Der Sammelband scheint inzwischen jedoch recht teuer geworden zu sein, weswegen man besser auf eine günstigere Ausgabe wartet. Rosas Geschichten kommen bei vielen jedoch so gut an, dass sie immer wieder neu aufgelegt werden. Aber auch die Werke von Carl Barks sind nicht zu verachten. In „Die Riesenroboter“ klauen die Panzerknacker beispielsweise vier… na ja… Riesenroboter eben und rauben damit Dagobert aus. Dagobert ruft um Hilfe, aber der Bürgermeister weist die Polizei an nicht einzugreifen, weil die Roboter so teuer für die Stadt waren.
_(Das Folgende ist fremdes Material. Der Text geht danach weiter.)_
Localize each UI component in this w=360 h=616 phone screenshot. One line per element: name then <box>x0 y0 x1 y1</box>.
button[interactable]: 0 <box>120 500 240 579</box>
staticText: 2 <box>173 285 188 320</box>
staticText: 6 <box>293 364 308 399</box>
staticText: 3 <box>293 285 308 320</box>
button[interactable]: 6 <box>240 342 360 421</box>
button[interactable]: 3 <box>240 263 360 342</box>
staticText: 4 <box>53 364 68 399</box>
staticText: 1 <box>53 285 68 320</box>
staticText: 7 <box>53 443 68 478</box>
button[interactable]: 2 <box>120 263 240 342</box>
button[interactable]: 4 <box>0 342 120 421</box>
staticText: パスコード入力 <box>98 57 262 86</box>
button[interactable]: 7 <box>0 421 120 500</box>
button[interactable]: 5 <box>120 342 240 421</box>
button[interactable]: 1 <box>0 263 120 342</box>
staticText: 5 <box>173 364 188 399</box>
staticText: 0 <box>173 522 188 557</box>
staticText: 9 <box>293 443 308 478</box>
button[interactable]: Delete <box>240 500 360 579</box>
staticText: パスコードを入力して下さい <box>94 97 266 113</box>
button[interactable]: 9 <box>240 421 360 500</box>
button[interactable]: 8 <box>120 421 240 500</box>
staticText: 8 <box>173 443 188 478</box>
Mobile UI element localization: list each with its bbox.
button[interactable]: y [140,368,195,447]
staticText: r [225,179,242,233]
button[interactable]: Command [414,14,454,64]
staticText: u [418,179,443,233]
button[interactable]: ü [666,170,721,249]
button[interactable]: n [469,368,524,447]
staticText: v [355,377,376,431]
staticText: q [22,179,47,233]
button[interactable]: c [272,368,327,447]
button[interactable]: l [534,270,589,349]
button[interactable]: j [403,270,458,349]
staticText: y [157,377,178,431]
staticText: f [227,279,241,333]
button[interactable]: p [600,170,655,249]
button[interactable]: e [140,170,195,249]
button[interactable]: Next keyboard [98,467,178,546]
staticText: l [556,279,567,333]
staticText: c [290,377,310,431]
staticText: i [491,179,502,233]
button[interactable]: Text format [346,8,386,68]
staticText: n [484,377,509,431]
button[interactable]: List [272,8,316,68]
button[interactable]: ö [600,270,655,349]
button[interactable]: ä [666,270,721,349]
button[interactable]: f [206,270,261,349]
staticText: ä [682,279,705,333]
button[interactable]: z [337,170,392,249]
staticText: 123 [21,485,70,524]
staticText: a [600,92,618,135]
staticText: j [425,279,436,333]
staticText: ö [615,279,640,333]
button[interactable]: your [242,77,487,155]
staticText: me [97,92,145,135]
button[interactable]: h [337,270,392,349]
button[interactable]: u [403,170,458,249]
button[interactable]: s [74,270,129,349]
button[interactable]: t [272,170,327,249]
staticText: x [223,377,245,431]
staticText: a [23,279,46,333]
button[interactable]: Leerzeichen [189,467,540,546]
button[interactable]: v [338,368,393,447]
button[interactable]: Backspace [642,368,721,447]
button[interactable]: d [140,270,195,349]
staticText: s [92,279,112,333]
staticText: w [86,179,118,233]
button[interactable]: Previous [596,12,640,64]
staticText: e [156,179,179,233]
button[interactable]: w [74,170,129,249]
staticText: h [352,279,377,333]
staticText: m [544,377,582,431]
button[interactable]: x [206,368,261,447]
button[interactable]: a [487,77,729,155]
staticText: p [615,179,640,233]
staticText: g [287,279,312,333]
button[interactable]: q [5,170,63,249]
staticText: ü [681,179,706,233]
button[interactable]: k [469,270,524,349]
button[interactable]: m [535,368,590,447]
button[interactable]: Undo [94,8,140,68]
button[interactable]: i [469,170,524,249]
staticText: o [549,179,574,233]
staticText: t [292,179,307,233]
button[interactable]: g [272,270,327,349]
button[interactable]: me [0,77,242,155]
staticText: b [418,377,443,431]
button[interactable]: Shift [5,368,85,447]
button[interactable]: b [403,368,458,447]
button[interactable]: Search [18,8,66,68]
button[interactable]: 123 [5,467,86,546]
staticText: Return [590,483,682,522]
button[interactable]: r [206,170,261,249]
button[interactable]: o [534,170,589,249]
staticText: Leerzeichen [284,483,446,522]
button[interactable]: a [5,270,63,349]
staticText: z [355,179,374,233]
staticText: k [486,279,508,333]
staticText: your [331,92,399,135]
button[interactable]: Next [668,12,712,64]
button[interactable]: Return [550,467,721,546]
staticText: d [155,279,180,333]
Der Bürgermeister, der in Entenhausen gewiss nur rein zufällig fast immer ein vermenschlichtes Schwein ist, fleht die Panzerknacker sogar an, sie könnten ruhig Herrn Duck ausrauben, dürften dabei aber die teuren Maschinen nicht beschädigen.
Durch einen Trick schafft es Dagobert jedoch mit Hilfe seiner Neffen einen der Roboter zu erobern und damit bekämpft er dann die anderen drei Maschinen. Der Bürgermeister bettelt erneut die Panzerknacker um Schonung an, woraufhin es einem der Gauner reicht, er mit der Riesenroboterhand den Bürgermeister nimmt und in einer Schlammpfütze abwirft. Daraufhin reicht es dem Getunkten. Er schreit etwas von Missachtung der Obrigkeit und befiehlt der Armee die Roboter zu beschießen. Am Ende zwingt der Politiker Dagobert sogar dazu, dass er die zerstörten Roboter bezahlen muss, weil er der Reichste in der Stadt ist.
Die Handlungsweise des Bürgermeisters hat natürlich so rein gar nichts mit unserer Realität zu tun!
Die gesellschaftliche Verantwortung der Wohlhabenden
Aber wundert es einen da, wenn Dagobert in der Rosa-Geschichte „Kampf um Duckland“ mit einem Trick seinen eigenen Staat mit sich selbst als König ausruft? Er stellt sogar fest, dass sein Land nie zu Entenhausen gehörte und man ihm deswegen eine hohe Steuerrückzahlung plus Zinsen schuldet. Daraufhin entsteht eine Art kalter Krieg mit Entenhausen, an dessen Ende sich Dagobert jedoch entschließt auf die ganze Sache zu verzichten, da die Steuerrückzahlung Entenhausen zwingen würde, jeden Taler Verdienst eines Bürgers mit 99 Kreuzern zu besteuern. Das wäre das Ende der Stadt; einer Stadt, die Dagobert maßgeblich mit aufgebaut hat. Da er das einerseits nicht möchte und andererseits weiterhin als geldgieriger Geizhals gelten will, verbrennt er das Dokument, welches seine Rechtsansprüche belegt und tut so, als ob es ein Unfall gewesen wäre. Auf diese Weise hält man ihn weiterhin für einen, dem Geld das Wichtigste ist; was dazu führt, dass viele ihn nicht mögen, aber gleichzeitig zur Folge hat, dass er nicht dauernd um Kohle angebettelt wird.
Es zeigt sich besonders in den Geschichten von Don Rosa, dass Dagobert Duck wesentlich vielschichtiger ist als viele meinen.
Vielleicht täten Herr Höcke und Frau Kositza gut daran einmal den „Sein Leben, seine Milliarden“-Band zur Hand zu nehmen; freilich nach einer Neuauflage, wenn sie nur um die 30,00 Euro kostet, denn was das Buch derzeit auf amazon oder ebay kostet ist einfach nur übertrieben. Wer eine alte Ausgabe aber preiswert schießen kann, dem sei dennoch angeraten es zu tun, wie es generell zu empfehlen ist, ältere Bücher zu kaufen. Moderne Neuauflagen variieren nicht nur in der Zusammenstellung einiger der Zusatzgeschichten, sondern kommen leider mit zeittypischen redaktionellen Eingriffen und Zensuren daher. Ein Grund mehr, Entenhausen als Gesamtwerk vom Mauskonzern zu trennen.